Berita  

Bus Haryanto Matikan Televisi & Musik Demi Hindari Tarif Royalti

Exposenews.id – Operator bus legendaris PO Haryanto dari Kudus, Jawa Tengah, membuat keputusan mengejutkan. Mereka secara resmi mematikan semua hiburan di seluruh armadanya. Langkah drastis ini langsung mereka ambil untuk menolak aturan baru pembayaran royalti lagu.

Manajemen segera bertindak cepat. “Untuk sementara, semua kru kami dilarang memutar lagu selama perjalanan. Bahkan, kami matikan televisi di bus demi hindari tarif royalti,” tegas Kustiono, perwakilan PO Haryanto, Selasa (19/8/2025). Selanjutnya, perusahaan mengeluarkan surat edaran resmi pada 16 Agustus 2025. Surat itu secara jelas melarang semua awak bus memutar lagu dari sumber mana pun hingga pemberitahuan berikutnya.

Lalu, bagaimana dampaknya bagi penumpang? Meski baru dua hari berlaku, Kustiono akui dampaknya belum pasti. Namun, perusahaan ini sudah lama hadapi tren penurunan penumpang sejak sebelum Pemilu 2024. “Dulu, per bulan kami layani hingga 100 ribu penumpang. Sekarang, angka itu merosot drastis jadi hanya 60 ribu,” jelasnya prihatin.

Penurunan 30% ini sangat terasa. Bus wisata juga alami penurunan, walau tidak seekstrem bus reguler. Kondisi lesu ini akhirnya paksa perusahaan tunda peremajaan armada. “Kalau ekonomi membaik, kami rencana peremajaan armada. Buktinya, tahun 2024 kami masih tambah 20 unit baru. Sayangnya, dengan ekonomi lesu, manajemen pilih strategi bertahan,” tambah Kustiono. Saat ini, dari total 200 unit bus, hanya 150 yang masih beroperasi.

Akah hukum apa yang picu keputusan ini? Aturan royalti musik bersumber dari UU No. 28 Tahun 2014 dan PP No. 56 Tahun 2021. Peraturan itu wajibkan setiap pelaku usaha bayar royalti jika putar musik untuk tujuan komersial.

PO Haryanto bukanlah satu-satunya pelaku yang melawan. Sebelumnya, Ikatan Pengusaha Otobus Muda Indonesia (IPOMI) sudah imbau anggotanya hentikan pemutaran musik. Imbauan ini jadi langkah antisipasi usai mereka lihat kasus somasi ke restoran Mie Gacoan oleh Lembaga Manajemen Kolektif (LMK).

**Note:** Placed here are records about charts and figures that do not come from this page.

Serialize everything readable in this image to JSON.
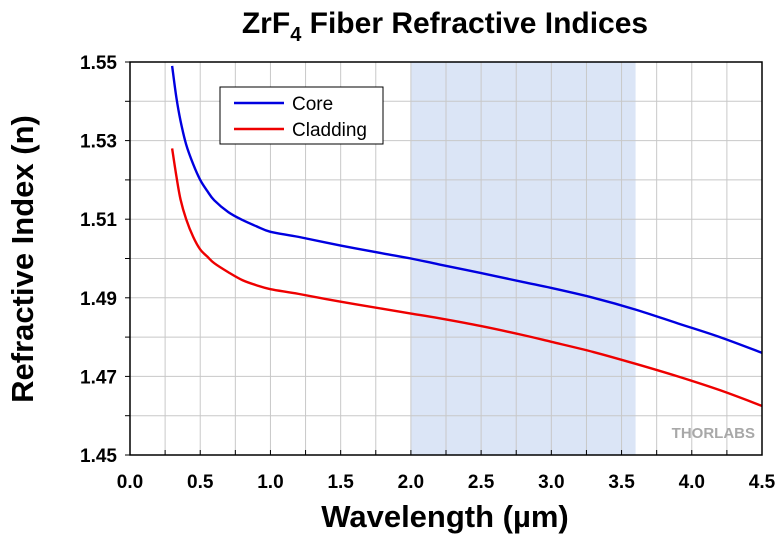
{
  "chart_data": {
    "type": "line",
    "title": {
      "main": "ZrF",
      "subscript": "4",
      "rest": " Fiber Refractive Indices"
    },
    "xlabel": "Wavelength (µm)",
    "ylabel": "Refractive Index (n)",
    "xlim": [
      0.0,
      4.5
    ],
    "ylim": [
      1.45,
      1.55
    ],
    "xticks": [
      "0.0",
      "0.5",
      "1.0",
      "1.5",
      "2.0",
      "2.5",
      "3.0",
      "3.5",
      "4.0",
      "4.5"
    ],
    "yticks": [
      "1.45",
      "1.47",
      "1.49",
      "1.51",
      "1.53",
      "1.55"
    ],
    "grid": true,
    "legend_position": "top-left",
    "highlight_band": {
      "x_start": 2.0,
      "x_end": 3.6,
      "color": "#dbe5f6"
    },
    "watermark": "THORLABS",
    "series": [
      {
        "name": "Core",
        "color": "#0000e0",
        "x": [
          0.3,
          0.33,
          0.36,
          0.4,
          0.45,
          0.5,
          0.55,
          0.6,
          0.7,
          0.8,
          0.9,
          1.0,
          1.2,
          1.5,
          1.8,
          2.0,
          2.2,
          2.5,
          2.8,
          3.0,
          3.3,
          3.6,
          3.9,
          4.2,
          4.5
        ],
        "y": [
          1.549,
          1.541,
          1.535,
          1.529,
          1.524,
          1.52,
          1.5172,
          1.5148,
          1.5118,
          1.5098,
          1.5082,
          1.5068,
          1.5055,
          1.5033,
          1.5013,
          1.5,
          1.4985,
          1.4963,
          1.494,
          1.4925,
          1.49,
          1.487,
          1.4835,
          1.48,
          1.476
        ]
      },
      {
        "name": "Cladding",
        "color": "#ee0000",
        "x": [
          0.3,
          0.33,
          0.36,
          0.4,
          0.45,
          0.5,
          0.55,
          0.6,
          0.7,
          0.8,
          0.9,
          1.0,
          1.2,
          1.5,
          1.8,
          2.0,
          2.2,
          2.5,
          2.8,
          3.0,
          3.3,
          3.6,
          3.9,
          4.2,
          4.5
        ],
        "y": [
          1.528,
          1.521,
          1.515,
          1.51,
          1.5055,
          1.5023,
          1.5005,
          1.4988,
          1.4965,
          1.4945,
          1.4932,
          1.4922,
          1.491,
          1.489,
          1.4872,
          1.486,
          1.4848,
          1.4828,
          1.4805,
          1.4788,
          1.4762,
          1.4732,
          1.47,
          1.4665,
          1.4625
        ]
      }
    ]
  }
}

Ketua Umum IPOMI, Kurnia Lesani Adnan, tegaskan bahwa imbauan ini bentuk kesadaran anggota. “Kami jelas berkaca pada kasus Mie Gacoan, jadi langkah antisipasi wajib kami lakukan,” tegasnya. Lesani tambahkan bahwa biaya royalti ini bisa berujung pada kenaikan harga tiket. “Semua biaya tambahan akan dibebankan pada harga tiket. Akhirnya, masyarakatlah yang menanggung bebannya,” paparnya.

Oleh karena itu, IPOMI harap pemerintah kaji ulang aturan royalti musik ini. Pasalnya, aturan ini tidak hanya bingungkan pelaku usaha, tetapi juga picu perdebatan di kalangan musisi. “Para seniman saja banyak yang bingung dan tidak setuju. Apalagi kami yang hanya penikmat musik,” tutup Lesani.